Al Jazeera’s correspondent at the UN, Gabriel Elizondo, sat down with Mokhiber in New York.
He asked him about his assessment of the situation in Gaza and the chances of a two-state solution.
The interview has been edited for length and clarity.
Al Jazeera: Why did you come to conclusion that the situation in Gaza amounts to a genocide?
Craig Mohkiber: Usually the most difficult part of proving genocide is intent because there has to be an intention to destroy in whole, or in part, a particular group. In this case, the intent by Israeli leaders has been so explicitly stated and publicly stated – by the prime minister, by the president, by senior cabinet ministers, by military leaders – that that is an easy case to make. It’s on the public record.
It’s important that we start using the language that the law sets out, just as you know, in recent times, every major international human rights organisation, Israeli human rights organisations, Palestinian human rights organisations, United Nations human rights mechanisms, independent mechanisms have found that the situation in Israel Palestine amounts to the crime of apartheid.
The UN needs to get used to addressing these particular violations, just as we have in other situations.
Al Jazeera: When we asked the secretary-general and his office about genocide, he won’t use that term. He says a previous secretary-general said that that is for courts to decide. Do you think that the secretary-general should start using the term ‘genocide’ when it comes to what we’re seeing in Gaza?
Mokhiber: If we can allege that we see war crimes, crimes against humanity, as we have often done, there’s no reason to exclude, where we see very strong evidence, the possibility of genocide being committed, and I think you’re going to be hearing that term more and more in connection with what we’re witnessing in Gaza.
But institutions, of course, have to go through the necessary steps before they can make that pronouncement. As of today, I am an independent citizen, not carrying the institution on my shoulders. And I feel quite confident as a human rights lawyer in saying that what I see unfolding in Gaza and beyond is genocide.
Al Jazeera: [US President] Joe Biden has recently said that after this conflict is over, we need to get back to a two-state solution.

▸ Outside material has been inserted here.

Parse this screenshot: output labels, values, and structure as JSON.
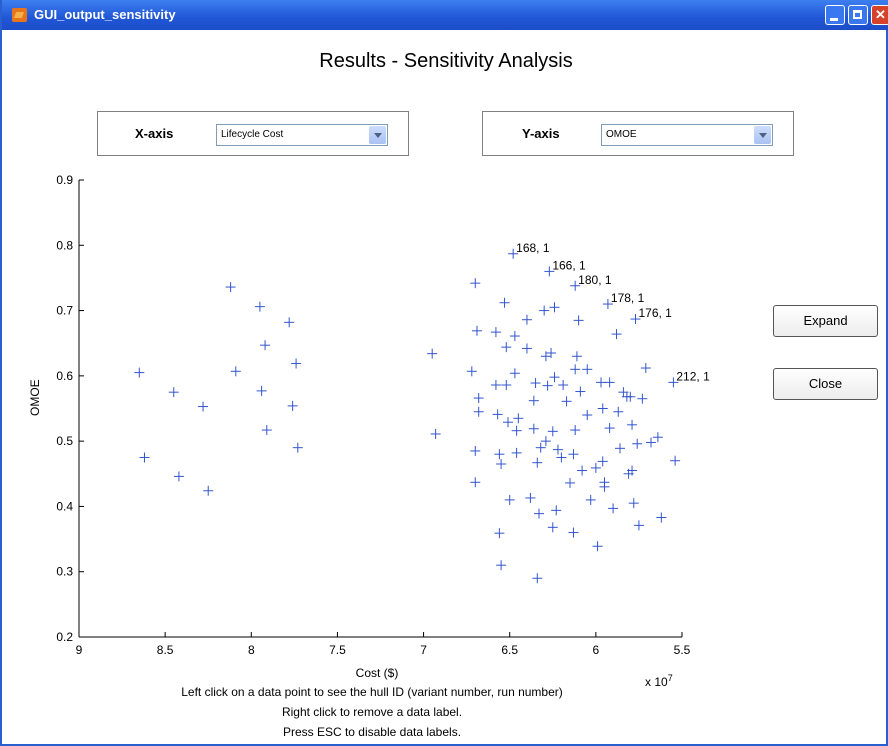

In your letter, you say the mantra of a two-state solution has become, and I quote, an open joke in the corridors of the United Nations where we are sitting right now. Is it really an open joke in the corridors of the United Nations?
Mokhiber: Yes, and it has been for quite a long time, if you ask somebody in their official capacity about the two states, and they will repeat that phrase over and over again as the official position of the United Nations. Indeed, that is the official position of the United States. But nobody who follows these circumstances either from the political side or from the human rights side believes that a two-state solution is possible anymore.
There’s nothing left for a Palestinian state that would be sustainable or just or were possible in any respect, and everyone knows that.
And secondly, that solution never dealt with the problem of the fundamental human rights of Palestinians. So for example, it would leave them as second-class citizens without full human rights inside what is now Israel proper.
And so when people are not talking from official talking points, you hear increasingly about a one-state solution.
And what that means is beginning to advocate for the principle of equality of human rights instead of these old political taglines, that would mean a state in which we’ll have equal rights for Christians, Muslims and Jews, based upon human rights and based upon the rule of law. It is what we call for in every other circumstance around the world. And the question is, why is the United Nations not going for that in Israel and Palestine?